H12B-04
Predicting root zone soil moisture with satellite near-surface moisture data in semiarid environments

Monday, 14 December 2015: 11:05
3024 (Moscone West)
Salvatore Manfreda1, Douglas C Baldwin2, Klaus Keller2, Erica A H Smithwick3 and Kelly K Caylor4, (1)University of Basilicata, DICEM, Potenza, Italy, (2)Pennsylvania State University Main Campus, University Park, PA, United States, (3)Pennsylvania State University, University Park, PA, United States, (4)Princeton University, Princeton, NJ, United States
Abstract:
One of the most critical variables in semiarid environment is the soil water content that represents a controlling factor for both ecological and hydrological processes. Soil moisture monitoring over large scales may be extremely useful, but it is limited by the fact that most of the available tools provides only surface measurements not representative of the effective amount of water stored in the subsurface.
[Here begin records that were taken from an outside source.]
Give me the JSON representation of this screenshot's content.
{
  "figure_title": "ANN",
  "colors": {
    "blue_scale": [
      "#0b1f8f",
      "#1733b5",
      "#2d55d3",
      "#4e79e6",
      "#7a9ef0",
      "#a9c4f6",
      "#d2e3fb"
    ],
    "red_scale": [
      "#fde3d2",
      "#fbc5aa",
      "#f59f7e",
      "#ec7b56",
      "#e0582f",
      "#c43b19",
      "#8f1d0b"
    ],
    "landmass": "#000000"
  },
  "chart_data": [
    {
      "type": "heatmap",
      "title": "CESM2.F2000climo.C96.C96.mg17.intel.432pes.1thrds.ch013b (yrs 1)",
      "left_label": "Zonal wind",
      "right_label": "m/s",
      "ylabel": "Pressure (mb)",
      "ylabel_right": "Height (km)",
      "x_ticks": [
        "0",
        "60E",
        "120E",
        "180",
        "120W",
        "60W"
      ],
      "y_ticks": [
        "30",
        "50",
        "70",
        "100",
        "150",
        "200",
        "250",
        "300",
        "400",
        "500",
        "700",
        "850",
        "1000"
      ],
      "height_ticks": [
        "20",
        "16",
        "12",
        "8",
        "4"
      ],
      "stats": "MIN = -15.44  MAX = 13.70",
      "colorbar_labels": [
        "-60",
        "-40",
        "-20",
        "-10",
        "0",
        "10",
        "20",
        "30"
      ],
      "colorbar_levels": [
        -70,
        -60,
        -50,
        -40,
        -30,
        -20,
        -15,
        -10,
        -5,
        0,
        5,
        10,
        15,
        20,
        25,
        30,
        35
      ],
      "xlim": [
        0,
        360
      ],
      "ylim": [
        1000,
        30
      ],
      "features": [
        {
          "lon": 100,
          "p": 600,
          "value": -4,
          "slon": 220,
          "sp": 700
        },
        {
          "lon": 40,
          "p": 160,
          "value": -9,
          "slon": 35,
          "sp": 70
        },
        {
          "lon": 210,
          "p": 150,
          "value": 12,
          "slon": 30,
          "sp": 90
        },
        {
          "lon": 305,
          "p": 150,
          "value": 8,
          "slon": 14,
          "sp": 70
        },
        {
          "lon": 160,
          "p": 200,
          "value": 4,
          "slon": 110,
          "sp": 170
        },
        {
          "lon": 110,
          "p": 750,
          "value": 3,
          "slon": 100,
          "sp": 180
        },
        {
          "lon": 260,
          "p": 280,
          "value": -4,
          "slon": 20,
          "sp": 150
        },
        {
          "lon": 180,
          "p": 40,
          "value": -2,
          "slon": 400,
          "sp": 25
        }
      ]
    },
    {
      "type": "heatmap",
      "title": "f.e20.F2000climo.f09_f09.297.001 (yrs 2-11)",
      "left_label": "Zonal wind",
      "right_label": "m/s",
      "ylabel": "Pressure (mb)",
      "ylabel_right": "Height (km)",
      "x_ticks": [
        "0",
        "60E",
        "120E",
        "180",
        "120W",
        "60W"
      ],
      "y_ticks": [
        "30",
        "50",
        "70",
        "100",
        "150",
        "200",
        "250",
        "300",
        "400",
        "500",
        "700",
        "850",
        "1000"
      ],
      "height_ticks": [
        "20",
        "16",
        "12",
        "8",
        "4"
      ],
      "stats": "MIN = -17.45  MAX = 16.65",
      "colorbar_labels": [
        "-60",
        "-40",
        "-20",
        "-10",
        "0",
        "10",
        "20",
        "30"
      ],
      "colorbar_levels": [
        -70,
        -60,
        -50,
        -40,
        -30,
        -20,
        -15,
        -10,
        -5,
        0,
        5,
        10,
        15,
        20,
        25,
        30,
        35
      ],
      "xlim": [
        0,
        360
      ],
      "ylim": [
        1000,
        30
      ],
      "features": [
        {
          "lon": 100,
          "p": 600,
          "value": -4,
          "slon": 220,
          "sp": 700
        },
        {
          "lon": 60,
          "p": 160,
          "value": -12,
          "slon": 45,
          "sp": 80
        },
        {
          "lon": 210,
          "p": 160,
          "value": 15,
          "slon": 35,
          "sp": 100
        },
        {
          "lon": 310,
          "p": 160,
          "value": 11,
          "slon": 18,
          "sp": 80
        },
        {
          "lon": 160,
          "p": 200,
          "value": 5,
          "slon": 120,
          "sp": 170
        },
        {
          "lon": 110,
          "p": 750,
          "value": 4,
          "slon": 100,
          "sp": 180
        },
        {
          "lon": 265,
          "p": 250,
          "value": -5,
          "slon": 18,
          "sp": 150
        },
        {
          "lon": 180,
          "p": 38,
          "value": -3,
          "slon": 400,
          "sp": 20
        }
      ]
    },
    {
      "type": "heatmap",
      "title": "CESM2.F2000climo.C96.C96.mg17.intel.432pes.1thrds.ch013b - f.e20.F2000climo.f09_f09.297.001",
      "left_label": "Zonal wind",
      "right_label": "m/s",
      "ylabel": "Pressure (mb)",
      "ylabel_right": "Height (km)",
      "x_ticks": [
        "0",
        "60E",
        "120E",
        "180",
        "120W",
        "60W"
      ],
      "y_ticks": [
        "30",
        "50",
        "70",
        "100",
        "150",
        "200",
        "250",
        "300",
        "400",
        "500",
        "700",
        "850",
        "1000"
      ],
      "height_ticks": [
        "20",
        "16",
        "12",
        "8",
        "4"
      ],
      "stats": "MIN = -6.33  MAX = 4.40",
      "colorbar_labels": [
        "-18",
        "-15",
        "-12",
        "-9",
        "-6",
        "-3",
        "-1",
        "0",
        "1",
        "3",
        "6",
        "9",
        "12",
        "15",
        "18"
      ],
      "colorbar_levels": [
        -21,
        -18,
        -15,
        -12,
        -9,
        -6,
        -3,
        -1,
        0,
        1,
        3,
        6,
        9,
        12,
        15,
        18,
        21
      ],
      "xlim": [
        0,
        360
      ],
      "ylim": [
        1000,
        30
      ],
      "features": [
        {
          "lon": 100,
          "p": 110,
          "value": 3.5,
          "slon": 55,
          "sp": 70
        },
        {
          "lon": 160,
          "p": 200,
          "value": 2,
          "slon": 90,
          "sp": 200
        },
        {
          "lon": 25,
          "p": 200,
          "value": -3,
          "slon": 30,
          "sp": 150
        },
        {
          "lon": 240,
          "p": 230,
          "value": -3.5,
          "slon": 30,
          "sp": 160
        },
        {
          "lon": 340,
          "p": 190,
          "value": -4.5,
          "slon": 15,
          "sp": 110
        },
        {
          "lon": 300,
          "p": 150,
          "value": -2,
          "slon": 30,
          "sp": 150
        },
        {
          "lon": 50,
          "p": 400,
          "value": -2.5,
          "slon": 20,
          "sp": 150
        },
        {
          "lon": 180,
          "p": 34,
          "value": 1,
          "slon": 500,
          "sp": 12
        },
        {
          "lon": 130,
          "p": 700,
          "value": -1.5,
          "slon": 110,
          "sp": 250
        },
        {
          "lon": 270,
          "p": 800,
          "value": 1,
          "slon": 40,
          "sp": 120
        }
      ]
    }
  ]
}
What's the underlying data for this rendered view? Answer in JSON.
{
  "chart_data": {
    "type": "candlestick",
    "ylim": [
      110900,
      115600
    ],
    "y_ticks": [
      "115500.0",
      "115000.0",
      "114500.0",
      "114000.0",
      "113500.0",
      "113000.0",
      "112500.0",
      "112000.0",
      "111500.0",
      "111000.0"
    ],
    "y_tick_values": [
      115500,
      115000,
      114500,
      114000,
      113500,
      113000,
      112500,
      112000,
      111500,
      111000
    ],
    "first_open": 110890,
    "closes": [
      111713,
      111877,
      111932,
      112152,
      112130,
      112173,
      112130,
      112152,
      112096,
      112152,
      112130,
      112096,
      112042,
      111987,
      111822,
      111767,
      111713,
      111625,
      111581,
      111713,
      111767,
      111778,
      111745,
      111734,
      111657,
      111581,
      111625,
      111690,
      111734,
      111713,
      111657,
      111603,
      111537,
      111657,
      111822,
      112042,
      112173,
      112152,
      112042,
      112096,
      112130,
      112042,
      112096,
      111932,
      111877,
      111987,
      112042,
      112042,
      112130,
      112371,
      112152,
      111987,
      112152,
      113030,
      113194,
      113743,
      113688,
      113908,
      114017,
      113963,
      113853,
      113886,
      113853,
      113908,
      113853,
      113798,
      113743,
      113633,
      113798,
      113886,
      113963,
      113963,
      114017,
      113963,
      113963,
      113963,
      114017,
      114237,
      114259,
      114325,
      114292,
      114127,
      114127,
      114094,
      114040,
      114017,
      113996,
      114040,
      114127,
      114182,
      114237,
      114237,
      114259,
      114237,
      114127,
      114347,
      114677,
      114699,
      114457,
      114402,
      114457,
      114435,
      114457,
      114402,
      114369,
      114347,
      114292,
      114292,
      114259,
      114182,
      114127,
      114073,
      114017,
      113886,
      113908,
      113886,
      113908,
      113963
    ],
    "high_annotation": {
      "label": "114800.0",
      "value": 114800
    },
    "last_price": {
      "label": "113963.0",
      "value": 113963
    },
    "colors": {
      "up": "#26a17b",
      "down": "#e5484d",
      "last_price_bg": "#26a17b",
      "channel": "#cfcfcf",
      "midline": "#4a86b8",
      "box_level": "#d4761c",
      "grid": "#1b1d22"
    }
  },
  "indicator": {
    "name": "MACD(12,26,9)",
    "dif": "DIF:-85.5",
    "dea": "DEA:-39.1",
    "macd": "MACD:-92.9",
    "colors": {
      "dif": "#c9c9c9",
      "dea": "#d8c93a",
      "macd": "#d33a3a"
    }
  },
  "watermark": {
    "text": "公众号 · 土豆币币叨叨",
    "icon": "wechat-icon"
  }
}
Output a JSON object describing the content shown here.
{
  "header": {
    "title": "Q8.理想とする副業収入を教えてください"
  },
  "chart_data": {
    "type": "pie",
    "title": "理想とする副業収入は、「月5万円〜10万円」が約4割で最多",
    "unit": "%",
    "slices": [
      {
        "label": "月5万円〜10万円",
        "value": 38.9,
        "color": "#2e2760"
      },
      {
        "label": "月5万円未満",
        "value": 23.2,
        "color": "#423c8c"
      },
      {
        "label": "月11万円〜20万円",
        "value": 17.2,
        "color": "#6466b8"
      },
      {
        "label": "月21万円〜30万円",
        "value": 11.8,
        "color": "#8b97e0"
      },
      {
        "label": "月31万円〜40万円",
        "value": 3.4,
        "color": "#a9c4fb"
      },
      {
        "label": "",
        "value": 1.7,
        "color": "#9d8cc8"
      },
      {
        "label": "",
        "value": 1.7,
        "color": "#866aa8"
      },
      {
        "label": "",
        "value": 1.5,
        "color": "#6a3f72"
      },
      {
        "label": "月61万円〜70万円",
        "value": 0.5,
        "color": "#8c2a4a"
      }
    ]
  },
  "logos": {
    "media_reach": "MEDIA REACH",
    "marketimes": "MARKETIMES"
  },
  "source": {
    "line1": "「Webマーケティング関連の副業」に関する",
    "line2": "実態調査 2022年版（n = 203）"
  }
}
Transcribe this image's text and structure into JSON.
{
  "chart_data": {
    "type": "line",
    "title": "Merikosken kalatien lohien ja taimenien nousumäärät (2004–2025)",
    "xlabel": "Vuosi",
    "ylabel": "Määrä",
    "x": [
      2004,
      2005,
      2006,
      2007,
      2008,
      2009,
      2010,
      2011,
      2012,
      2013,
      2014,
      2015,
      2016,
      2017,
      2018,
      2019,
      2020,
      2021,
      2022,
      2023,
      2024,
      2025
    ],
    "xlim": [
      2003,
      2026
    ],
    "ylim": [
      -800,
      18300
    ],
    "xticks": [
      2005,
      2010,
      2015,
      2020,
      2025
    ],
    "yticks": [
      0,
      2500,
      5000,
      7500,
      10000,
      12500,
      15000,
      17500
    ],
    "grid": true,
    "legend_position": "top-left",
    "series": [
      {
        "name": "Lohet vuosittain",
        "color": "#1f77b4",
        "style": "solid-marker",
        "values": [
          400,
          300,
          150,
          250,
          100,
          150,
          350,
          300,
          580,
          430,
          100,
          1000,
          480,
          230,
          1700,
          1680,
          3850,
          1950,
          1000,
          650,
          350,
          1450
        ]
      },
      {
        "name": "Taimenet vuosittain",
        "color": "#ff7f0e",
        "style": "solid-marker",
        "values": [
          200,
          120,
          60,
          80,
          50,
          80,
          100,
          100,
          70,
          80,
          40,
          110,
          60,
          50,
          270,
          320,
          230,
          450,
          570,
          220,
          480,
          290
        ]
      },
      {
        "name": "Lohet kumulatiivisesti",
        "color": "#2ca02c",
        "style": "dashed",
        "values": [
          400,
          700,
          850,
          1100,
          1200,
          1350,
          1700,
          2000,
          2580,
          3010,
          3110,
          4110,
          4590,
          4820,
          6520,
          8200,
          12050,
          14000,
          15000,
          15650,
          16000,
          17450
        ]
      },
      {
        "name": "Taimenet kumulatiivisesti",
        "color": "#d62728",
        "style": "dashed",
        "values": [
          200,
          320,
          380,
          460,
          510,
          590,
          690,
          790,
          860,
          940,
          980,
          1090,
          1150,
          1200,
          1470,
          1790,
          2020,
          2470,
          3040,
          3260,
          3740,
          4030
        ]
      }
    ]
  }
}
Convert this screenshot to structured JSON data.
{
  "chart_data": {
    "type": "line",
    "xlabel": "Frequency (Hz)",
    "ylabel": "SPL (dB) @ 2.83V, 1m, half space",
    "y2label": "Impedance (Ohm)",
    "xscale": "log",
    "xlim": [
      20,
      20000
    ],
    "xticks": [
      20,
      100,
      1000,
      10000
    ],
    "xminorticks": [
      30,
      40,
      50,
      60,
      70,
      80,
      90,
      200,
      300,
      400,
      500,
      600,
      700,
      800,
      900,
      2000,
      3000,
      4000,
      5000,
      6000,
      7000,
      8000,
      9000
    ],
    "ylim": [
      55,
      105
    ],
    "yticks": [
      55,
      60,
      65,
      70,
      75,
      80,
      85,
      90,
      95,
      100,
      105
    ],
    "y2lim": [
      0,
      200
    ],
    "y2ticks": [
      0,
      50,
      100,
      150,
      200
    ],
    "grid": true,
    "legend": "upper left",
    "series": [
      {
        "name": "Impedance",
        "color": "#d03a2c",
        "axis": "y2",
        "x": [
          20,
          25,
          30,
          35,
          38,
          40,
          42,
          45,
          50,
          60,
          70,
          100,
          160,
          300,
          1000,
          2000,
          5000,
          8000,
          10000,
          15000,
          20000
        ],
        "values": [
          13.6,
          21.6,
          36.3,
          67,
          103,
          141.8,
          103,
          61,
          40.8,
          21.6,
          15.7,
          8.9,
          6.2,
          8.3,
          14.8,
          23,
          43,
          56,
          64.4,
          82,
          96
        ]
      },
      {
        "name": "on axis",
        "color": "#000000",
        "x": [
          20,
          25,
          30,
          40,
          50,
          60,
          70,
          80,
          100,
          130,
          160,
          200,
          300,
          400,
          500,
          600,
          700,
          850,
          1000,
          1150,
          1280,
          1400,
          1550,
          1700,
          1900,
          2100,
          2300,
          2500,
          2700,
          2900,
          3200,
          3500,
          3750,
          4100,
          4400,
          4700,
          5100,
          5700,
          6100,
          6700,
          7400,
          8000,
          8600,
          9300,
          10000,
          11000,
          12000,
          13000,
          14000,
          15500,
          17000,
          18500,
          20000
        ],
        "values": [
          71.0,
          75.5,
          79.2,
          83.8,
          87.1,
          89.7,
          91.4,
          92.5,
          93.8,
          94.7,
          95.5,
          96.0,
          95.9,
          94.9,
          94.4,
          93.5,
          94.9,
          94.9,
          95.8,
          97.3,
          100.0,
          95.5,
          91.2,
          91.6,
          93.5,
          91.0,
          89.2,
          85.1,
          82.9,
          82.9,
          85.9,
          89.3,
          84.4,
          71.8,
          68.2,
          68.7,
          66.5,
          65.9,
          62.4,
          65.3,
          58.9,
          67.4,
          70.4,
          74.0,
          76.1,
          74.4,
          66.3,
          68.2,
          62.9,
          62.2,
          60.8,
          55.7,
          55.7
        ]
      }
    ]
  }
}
Therefore, a methodology able to infer root-zone soil moisture starting from surface measurements is highly desirable. Recently a new simplified formulation has been introduced to provide a formal description of the mathematical relationship between surface measurements and root-zone soil moisture (Manfreda et al., HESS 2014). This is a physically based approach derived from the soil water balance equation, where different soil water loss functions have been explored in order to take into account for the non-linear processes governing soil water fluxes. The study highlighted that the soil loss function is the key for such relationship that is therefore strongly influenced by soil type and physiological plant types. The new formulation has been tested on soil moisture based on measurements taken from the African Monsoon Multidisciplinary Analysis (AMMA) and the Soil Climate Analysis Network (SCAN) databases. The method sheds lights on the physical controls for soil moisture dynamics and on the possibility to use such a simplified method for the description of root-zone soil moisture. Furthermore, the method has been also couple with an Enasamble Kalman Filter (EnKF) in order to optimize its performances for the large scale monitoring based the new satellite near-surface moisture data (SMAP). The optimized SMAR-EnKF model does well in both wet and dry climates and across many different soil types (51 SCAN locations) providing a strategy for real-time soil moisture monitoring.